In the Overseer's files, Lily found what she thought might be the secret purpose of Vault 108. When she first got here, she thought maybe it was a breeding test, considering the prominently labelled "Female Dormitories," but she had already uncovered an area labelled "Male Dormitories," as well, which put paid to that theory.

The Overseer's protocol didn't lay the entire purpose behind the experiments out, but Lily could read between the lines. Vault 108 was, unsurprisingly, a test of cloning technology. But specifically, they were testing the ability to copy an existing brain into a newly grown clone.

The Overseer was to select a non-essential male and female person so the tests could be conducted.
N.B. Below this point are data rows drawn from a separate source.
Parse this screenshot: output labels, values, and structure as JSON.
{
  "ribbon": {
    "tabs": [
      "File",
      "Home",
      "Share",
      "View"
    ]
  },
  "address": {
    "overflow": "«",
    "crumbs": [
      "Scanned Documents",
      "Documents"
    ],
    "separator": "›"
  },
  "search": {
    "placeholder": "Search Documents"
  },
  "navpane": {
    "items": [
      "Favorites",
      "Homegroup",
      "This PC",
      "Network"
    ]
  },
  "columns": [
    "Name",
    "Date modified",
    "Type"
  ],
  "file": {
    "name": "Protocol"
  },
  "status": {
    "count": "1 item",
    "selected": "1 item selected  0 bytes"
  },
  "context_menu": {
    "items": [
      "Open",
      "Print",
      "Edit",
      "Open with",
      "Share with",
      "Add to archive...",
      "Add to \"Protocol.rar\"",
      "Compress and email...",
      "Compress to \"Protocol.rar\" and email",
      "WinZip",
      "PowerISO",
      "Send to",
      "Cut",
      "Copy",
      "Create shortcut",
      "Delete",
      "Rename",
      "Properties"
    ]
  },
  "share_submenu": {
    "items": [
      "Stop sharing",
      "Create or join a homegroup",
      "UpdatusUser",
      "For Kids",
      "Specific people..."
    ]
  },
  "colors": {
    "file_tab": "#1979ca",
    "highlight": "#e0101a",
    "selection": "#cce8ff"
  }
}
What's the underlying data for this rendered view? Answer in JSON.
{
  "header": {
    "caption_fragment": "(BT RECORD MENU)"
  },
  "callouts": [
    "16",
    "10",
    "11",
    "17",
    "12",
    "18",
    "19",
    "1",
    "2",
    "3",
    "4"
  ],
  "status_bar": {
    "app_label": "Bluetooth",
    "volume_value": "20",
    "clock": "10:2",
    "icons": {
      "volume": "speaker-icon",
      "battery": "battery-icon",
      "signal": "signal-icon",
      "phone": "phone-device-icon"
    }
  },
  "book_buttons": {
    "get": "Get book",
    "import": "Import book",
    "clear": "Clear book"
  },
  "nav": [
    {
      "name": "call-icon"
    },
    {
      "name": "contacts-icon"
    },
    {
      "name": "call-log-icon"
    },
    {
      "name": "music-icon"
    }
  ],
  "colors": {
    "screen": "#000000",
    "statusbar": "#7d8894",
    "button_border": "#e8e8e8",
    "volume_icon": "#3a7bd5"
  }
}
In the Overseer's notes, he had already selected a maintenance worker named Gary Kaminski but was waiting on the first phase being completed before selecting a female "volunteer."

After their brains were copied into a series of new clones, the experiment was to transition to a social one studying how a group of people with identical memories would interact with their fellows and how they would interact with a group of similar people of the opposite gender. They clearly hadn't gotten that far.

Lily wasn't surprised. It wasn't specifically stated, but this was immortality research at its root, too. The average person might not consider an exact duplicate of themselves as a route to immortality, but a lot of people would. Plus it would make a very good way to create tons of super-soldiers; you only had to train one completely and then just copy his brain into a bunch of clones. Bonus points if you could adjust their memories, so the clones didn't know they were clones.

Wasn't that the plot of a Tom Cruise film? She couldn't quite remember.

It did make her all the more curious about what precisely she would find in the lower-level labs of this Vault. Already her robots were working in that direction. She would have to have a good path clear of debris if she intended to loot the labs to the bedrock, in any case, so now it was just a matter of waiting.

She considered her Garys-in-Waiting. Well, she had enough time to run one more FEV experiments on a pair. It would likely take a day or more to clear more than the small path the Gary's used to get in and out of the lower labs. She needed to clear an entire corridor, after all.

She paused to consider. She would let the transformation go a little longer this time. But this time, she would program a number of medichines to keep the Gary's brain oxygenated as best as they could. And perhaps they didn't need any of their limbs; it would assist Gary's heart to keep the brain oxygenated if there was less body mass to pump the blood through, after all. Plus, the transformation wasn't that interesting on the limbs. Just more muscle, denser skin. She's seen that, already.